Browser-only slot machine that derives real secp256k1 keypairs and checks them against 21,954 Patoshi-pattern addresses; odds are ~1 in 5.27×10⁷².
Key Takeaways
Full Bitcoin address derivation runs client-side: random 256-bit int → secp256k1 point → RIPEMD160(SHA256) → P2PKH, using Paul Miller’s audited @noble/secp256k1 and @noble/hashes.
Address set ships as a 135 KB Bloom filter (m=1,078,320 bits, k=30, p≈10⁻⁹) plus a 615 KB sorted (hash160, balance_sats) binary table; no API, no node connection.
Benchmark: ~2,490 spins/sec; 99% of cost is elliptic-curve point multiplication, not the Bloom check. Dataset could grow 100× with no runtime impact.
Dataset sourced from bensig/patoshi-addresses (Sergio Demian Lerner / Jameson Lopp): 21,954 addresses totalling 1,097,702.49 BTC including the genesis block.

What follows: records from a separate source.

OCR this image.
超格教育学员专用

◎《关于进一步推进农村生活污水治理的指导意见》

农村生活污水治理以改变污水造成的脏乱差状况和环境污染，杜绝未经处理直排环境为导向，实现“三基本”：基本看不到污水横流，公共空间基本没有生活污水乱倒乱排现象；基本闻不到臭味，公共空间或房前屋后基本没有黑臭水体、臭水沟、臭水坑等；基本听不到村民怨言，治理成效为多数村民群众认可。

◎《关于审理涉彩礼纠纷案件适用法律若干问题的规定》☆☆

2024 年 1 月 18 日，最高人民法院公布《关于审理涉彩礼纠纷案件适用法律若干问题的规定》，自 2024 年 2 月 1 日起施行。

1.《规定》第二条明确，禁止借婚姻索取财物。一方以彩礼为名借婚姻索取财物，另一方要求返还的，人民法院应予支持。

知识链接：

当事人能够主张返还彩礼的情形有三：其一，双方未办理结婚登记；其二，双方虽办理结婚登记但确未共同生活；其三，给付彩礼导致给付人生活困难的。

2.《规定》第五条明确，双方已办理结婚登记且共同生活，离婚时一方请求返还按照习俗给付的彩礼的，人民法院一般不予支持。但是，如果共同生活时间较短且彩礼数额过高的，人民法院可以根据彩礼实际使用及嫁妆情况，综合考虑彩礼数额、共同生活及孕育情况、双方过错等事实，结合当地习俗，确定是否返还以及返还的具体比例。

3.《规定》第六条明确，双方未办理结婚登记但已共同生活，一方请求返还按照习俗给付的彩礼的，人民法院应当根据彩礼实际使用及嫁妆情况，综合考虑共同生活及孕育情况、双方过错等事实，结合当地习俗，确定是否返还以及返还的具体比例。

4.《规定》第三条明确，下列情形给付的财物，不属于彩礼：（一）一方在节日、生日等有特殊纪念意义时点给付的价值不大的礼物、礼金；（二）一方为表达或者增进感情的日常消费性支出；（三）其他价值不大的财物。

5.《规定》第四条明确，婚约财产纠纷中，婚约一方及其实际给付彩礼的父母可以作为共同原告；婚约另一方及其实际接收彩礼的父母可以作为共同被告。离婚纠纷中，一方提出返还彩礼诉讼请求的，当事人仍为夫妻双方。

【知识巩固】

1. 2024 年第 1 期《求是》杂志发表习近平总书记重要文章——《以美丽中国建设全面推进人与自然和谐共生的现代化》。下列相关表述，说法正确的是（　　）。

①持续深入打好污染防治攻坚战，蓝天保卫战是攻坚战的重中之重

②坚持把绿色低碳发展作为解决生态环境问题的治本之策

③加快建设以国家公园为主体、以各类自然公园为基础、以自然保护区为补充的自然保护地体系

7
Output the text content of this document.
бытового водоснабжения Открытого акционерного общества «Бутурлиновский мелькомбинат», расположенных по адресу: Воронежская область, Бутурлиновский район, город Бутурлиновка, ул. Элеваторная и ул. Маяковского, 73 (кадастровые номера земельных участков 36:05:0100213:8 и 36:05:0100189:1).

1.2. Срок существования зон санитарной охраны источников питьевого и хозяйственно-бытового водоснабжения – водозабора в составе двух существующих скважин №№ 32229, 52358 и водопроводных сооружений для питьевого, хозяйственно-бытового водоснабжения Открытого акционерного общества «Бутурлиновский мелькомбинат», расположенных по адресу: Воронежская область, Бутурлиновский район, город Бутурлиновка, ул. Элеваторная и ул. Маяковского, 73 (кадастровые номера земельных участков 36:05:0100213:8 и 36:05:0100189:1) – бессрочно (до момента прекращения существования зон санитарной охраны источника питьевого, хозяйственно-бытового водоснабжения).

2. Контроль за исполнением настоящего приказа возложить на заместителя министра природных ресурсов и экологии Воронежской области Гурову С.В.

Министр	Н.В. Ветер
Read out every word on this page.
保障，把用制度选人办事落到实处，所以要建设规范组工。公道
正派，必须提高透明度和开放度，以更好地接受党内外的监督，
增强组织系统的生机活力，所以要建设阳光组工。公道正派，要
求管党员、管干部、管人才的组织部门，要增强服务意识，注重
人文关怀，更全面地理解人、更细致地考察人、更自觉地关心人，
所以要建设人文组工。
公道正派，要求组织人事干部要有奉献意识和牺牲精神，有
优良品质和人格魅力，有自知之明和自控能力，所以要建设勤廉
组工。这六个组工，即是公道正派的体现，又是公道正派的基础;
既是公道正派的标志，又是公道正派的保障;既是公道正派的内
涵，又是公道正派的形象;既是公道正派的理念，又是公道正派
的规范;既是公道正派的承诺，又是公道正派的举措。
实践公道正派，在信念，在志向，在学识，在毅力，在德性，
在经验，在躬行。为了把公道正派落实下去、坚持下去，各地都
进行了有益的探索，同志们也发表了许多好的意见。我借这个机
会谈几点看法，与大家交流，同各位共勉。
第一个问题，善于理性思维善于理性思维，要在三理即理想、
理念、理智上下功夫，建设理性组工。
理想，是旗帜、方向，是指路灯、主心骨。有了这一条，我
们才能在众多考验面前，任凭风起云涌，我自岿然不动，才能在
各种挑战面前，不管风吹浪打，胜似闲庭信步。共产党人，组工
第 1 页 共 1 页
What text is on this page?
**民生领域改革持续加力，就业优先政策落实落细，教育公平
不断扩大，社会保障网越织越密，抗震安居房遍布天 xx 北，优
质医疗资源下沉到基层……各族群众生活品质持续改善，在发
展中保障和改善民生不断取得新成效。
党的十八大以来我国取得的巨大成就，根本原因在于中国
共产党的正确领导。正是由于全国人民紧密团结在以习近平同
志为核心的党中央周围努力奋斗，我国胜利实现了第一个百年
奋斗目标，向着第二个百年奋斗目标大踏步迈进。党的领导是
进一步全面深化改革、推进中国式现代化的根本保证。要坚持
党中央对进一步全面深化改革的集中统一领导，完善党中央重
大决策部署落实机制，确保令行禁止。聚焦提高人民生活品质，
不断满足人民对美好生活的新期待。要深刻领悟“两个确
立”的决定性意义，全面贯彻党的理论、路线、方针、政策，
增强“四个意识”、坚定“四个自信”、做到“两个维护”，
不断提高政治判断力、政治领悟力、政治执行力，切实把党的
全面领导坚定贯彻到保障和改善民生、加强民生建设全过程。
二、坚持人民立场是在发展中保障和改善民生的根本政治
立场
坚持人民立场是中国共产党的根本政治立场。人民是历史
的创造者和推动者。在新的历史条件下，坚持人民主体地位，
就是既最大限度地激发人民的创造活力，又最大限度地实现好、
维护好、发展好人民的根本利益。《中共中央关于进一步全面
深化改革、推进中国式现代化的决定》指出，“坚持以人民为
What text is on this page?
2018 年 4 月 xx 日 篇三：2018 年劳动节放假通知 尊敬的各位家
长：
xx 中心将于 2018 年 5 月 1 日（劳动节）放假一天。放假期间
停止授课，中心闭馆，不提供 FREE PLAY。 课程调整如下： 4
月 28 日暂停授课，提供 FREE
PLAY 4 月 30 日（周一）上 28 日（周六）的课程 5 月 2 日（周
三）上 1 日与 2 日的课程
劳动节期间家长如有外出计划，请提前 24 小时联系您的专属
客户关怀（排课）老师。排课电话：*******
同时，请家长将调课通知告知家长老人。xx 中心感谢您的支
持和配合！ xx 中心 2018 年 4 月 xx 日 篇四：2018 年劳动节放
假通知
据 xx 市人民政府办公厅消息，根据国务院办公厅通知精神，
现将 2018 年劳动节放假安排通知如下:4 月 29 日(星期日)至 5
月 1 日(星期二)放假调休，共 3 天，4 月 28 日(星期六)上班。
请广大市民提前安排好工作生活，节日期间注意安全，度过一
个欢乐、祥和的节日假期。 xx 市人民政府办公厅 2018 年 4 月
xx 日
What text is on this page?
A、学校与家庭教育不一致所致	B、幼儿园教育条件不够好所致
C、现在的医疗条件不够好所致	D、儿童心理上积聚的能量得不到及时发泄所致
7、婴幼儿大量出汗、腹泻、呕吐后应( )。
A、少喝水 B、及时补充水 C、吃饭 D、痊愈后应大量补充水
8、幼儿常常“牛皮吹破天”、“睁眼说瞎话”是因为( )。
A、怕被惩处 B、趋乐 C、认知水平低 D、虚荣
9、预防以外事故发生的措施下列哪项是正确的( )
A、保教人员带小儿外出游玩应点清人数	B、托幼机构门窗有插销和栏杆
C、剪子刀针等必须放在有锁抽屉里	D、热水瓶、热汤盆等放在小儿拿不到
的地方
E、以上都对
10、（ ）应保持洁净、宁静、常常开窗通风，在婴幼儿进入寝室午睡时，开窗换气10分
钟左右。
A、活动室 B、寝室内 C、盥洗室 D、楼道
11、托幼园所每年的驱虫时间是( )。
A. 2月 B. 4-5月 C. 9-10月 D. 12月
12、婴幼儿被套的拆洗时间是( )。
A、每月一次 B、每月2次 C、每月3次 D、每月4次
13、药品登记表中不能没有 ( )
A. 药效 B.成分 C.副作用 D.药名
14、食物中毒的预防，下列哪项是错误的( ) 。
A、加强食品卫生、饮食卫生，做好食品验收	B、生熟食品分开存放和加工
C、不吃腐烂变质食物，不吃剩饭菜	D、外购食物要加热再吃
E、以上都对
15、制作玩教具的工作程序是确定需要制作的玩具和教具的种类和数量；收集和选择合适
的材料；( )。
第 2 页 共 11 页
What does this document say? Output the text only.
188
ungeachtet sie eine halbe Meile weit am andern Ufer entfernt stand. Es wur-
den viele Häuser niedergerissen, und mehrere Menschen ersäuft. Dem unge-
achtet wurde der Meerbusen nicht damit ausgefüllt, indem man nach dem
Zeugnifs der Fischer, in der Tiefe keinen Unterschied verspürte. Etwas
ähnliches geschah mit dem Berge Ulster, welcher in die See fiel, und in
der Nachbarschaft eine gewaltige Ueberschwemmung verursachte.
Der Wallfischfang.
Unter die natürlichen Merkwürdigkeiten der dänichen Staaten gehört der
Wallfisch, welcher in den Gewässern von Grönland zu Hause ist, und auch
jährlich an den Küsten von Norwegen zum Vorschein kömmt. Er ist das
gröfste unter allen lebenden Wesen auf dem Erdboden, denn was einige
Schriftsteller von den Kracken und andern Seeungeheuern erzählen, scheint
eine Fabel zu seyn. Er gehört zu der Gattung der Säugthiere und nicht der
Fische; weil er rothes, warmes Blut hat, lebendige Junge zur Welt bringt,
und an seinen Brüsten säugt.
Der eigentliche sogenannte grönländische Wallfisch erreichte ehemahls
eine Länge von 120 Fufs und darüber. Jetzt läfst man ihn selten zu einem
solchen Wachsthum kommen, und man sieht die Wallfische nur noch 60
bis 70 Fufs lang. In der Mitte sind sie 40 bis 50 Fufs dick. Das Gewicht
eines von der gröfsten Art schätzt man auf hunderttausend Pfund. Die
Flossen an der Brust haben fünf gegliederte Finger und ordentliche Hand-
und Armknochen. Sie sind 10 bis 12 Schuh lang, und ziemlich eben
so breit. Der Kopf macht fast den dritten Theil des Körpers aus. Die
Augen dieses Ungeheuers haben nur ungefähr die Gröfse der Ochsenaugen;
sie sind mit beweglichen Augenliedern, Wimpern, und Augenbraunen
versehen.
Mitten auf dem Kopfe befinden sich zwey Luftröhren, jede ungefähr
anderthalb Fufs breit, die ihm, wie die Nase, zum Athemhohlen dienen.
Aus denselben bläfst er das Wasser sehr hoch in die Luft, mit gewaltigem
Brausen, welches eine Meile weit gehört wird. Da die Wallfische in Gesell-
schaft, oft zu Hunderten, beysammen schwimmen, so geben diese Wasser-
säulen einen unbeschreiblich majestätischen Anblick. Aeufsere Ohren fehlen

Win UX includes WIF private key display, clipboard copy, confetti, and a ?devwin=1 flag for UI testing without a real hit.
Hacker News Comment Review
Commenters questioned whether a real win is actionable: the win modal shows the WIF key, but one user couldn’t locate the guessed key on the live site, raising a practical claim-ability concern.
The sharper technical suggestion was to narrow the search space by reverse-engineering Satoshi’s PRNG parameters from early block timestamps rather than brute-forcing the full 2²⁵⁶ keyspace.
Gallows-humor consensus: if a win ever occurs and coins move, Bitcoin’s market value likely collapses before the winner cashes out.
Notable Comments
@int32_64: Argues a targeted attack on Satoshi’s original PRNG parameters would be far more tractable than uniform keyspace search.
@ex-aws-dude: Raises the question of whether the app silently phones home on a Bloom hit, given the financial stakes.